Instead of pinching pennies on Snowflake, make dollars
Say "No" to a world where everyone is cost cutting their Snowflake bill. Here's how to actually use Snowflake to drive value.
With interest rates no longer at zero we’re in lean times and nearly every company has taken an interest in cost cutting. One of the biggest line items for data driven companies is their infrastructure, often powered by Snowflake. A ton has been written on how to reduce the bill but this comes at a cost. As the great Wayne Gretzky said “Skate to where the puck is going” and if everyone else is cutting you should instead lean in to the data you have and unlock its full potential. Here’s a series of tips for what you can do to maximizing the value of your data while maximizing your Snowflake bill:
Warehouses
Do not have auto suspend rules. You never know when someone on your team will need access to your data. After all, you are a data driven company and you want to democratize data access. There’s nothing as frustrating as having to wait for a query to finish and if people know they’ll have to wait they won’t bother running the query in the first place.
Use the largest warehouse possible. Sure there might be diminishing returns that you can easily test and benchmark but what if there aren’t. You want the results fast and it’s worth paying for the ultimate performance. Now you don’t even have to double guess yourself since you know you’re getting the best performance money can buy. And isn’t that piece of mind worth it?
Autoscale to infinity. One of the cloud’s big benefits is infinite scale and the ability to pay for what you use so take advantage of that. You never want to slow your team down and big results require big analysis.
Queries
Don’t cache. You can’t trust Snowflake’s caching so it’s always best to go to the source of truth. Especially now that you have the largest, always on, infinitely scalable warehouses you know you can handle it.
Don’t bother optimizing. If you have a query that works just keep adding to it. You may not need to use all the fields or tables but they’re already there and you want to avoid having to rewrite a query. If you can create a single query that can answer multiple questions even better. That might be more difficult to maintain but imagine being able to share that query with everyone on the team. Monoliths are making a comeback so let’s bring back the monoquery.
Tables
Create multiple versions of every table. You never know what you’ll need so if you have the opportunity to create multiple versions of the same data go for it. This also makes sure performance is as high as possible since people will always know to go to the most optimal table for their use case. And as new data comes in make sure to update every table - even if the data may not have changed since it’s better to be safe and you want consistently actionable data.
Recreate tables from scratch. The world keeps moving and so should your data. Instead of appending data to your existing tables just recreate them from scratch. Then you can ensure it’s perfect every time. And if you ever need to change the schema around you won’t have to worry about a complicated backfill - every table creation is a backfill.

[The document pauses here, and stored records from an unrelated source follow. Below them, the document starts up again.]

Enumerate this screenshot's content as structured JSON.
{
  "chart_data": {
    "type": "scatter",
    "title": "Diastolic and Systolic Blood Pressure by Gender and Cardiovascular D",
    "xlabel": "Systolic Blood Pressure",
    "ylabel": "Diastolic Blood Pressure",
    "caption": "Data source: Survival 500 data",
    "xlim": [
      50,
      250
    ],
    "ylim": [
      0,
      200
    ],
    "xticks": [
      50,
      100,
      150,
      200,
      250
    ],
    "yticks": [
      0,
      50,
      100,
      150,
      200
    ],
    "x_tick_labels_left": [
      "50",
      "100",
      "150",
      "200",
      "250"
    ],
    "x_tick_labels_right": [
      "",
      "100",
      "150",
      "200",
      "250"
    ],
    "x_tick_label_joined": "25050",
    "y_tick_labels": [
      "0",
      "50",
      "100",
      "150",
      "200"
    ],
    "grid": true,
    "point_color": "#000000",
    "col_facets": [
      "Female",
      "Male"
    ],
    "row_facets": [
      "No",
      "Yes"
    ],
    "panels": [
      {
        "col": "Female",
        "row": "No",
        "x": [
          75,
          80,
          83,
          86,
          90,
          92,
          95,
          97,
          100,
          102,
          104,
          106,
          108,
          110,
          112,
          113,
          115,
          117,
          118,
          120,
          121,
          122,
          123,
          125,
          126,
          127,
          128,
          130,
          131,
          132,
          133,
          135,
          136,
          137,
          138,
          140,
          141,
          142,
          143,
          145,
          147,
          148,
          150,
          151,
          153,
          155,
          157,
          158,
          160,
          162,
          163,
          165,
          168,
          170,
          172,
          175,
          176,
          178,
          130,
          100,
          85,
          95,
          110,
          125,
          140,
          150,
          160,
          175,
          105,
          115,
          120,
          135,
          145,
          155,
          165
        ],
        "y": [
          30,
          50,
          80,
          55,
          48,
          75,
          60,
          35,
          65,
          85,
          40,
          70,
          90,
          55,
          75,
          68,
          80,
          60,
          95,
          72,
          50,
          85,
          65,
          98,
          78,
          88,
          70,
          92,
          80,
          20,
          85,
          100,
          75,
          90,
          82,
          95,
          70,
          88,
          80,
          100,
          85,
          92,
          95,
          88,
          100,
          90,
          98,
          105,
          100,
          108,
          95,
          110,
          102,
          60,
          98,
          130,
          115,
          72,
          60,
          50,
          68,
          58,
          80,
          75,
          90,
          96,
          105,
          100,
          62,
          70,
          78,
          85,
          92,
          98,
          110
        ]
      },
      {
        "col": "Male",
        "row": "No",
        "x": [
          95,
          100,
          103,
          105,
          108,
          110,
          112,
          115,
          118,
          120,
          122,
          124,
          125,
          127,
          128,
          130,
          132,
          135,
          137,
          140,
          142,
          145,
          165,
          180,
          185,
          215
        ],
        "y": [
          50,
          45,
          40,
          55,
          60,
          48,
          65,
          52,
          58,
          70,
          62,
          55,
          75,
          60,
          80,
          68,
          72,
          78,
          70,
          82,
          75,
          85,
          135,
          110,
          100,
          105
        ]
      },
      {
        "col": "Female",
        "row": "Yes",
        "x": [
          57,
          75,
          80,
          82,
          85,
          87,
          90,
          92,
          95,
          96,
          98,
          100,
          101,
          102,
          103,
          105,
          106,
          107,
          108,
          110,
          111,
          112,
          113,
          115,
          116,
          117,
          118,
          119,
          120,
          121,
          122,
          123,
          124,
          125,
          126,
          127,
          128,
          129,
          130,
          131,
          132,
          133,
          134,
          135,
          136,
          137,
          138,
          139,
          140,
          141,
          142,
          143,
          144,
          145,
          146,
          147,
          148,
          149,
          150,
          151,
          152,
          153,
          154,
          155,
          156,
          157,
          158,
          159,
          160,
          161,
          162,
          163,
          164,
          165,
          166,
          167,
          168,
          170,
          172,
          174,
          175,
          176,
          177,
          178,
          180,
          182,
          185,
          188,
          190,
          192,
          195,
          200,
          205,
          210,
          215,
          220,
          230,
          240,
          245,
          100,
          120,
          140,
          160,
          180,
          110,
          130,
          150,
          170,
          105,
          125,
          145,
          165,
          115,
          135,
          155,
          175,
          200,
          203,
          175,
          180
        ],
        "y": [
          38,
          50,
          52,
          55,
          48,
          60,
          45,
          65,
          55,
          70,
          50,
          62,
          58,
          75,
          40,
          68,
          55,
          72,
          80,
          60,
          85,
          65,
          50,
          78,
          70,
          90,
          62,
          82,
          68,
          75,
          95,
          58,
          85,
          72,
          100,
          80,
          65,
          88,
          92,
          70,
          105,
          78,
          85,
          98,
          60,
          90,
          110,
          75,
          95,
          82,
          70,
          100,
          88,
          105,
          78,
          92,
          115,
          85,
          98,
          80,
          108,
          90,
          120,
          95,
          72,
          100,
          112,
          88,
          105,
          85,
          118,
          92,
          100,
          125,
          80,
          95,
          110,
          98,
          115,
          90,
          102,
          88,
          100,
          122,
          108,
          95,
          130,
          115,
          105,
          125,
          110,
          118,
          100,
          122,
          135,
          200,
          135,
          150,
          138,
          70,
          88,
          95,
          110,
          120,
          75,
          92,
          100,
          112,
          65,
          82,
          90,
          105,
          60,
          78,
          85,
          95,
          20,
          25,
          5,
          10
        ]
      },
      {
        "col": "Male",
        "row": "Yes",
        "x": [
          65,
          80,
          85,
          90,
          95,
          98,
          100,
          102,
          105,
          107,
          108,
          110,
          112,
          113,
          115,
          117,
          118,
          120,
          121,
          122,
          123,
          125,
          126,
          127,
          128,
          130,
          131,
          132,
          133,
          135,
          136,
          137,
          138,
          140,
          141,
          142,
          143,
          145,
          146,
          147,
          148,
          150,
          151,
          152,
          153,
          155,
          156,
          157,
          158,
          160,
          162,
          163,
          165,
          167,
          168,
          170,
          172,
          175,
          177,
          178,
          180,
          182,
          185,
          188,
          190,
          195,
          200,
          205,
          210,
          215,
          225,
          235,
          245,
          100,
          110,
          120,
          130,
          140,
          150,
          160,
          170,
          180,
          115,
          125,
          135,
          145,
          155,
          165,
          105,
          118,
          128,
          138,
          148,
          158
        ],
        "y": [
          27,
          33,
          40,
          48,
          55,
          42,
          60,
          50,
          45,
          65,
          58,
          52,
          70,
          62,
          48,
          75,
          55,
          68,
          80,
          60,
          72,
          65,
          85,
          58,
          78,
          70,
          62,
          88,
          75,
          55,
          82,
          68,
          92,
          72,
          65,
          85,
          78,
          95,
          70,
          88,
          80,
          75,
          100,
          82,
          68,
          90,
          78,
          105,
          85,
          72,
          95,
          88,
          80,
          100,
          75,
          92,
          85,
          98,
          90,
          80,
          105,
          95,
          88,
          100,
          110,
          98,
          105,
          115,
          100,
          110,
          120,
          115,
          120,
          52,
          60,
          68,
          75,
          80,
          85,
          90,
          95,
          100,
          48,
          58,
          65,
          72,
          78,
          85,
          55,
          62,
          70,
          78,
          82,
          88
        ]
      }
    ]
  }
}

Enable time travel. Who knows if you’ll need data from a year ago. You don’t want to risk not having it so enable time travel to be safe.
Keep data forever. With the pace of AI these days there might be a whole new tool that allows you to unlock value from your prior data so do not get rid of anything. You do not want to be responsible for missing out on business value due to some arbitrary data deletion rule. And since you’re paying separately for storage and storage is cheap it’s a rounding error.
Ignore clustering. This assumes you know your use case but we live in a dynamic world and you do not want to limit yourself or your business. It’s safe to keep things fluid and not commit to a single approach.
Columns
Use the largest possible field types. You may think you know the data you’ll have coming in but the world is full of surprises so better to build in that optionality early. It’s columnar storage anyway so it’ll all work out.
Keep adding new columns and never audit. Just because something hasn’t been used in the past year doesn’t mean it won’t be in the future so just keep everything around. The business is paying you to generate insights and data, not remove it.
Observability
Always run the full gamut of checks. Data is the lifeblood of any organization and you want to ensure it’s accurate and consistent. Every time your data changes or new data arrives you need to validate it to make sure it’s good enough for you to work with. Doing simple counts and sums is old news, instead lean in to more sophisticated AI approaches that can uncover the hidden anomalies. Sure it might be more expensive and not scale but is there a price to good data?
Pay for every vendor that promises data quality improvements. There are a ton of vendors here and they might all overlap on the bulk of what they do but they vary on the edges. And you generate alpha on the edge so you should work with every observability vendor out there to make sure your data is perfect.
With these tips and tricks you’re well on your way to unlocking the tremendous potential of your data.
Disclosure: This was mostly sarcasm and a reaction to all the recent cost savings posts. Of course you should follow the best practices and maintain good data hygiene. At the same time if all you’re doing is worrying about cost savings you likely are focusing on the wrong thing.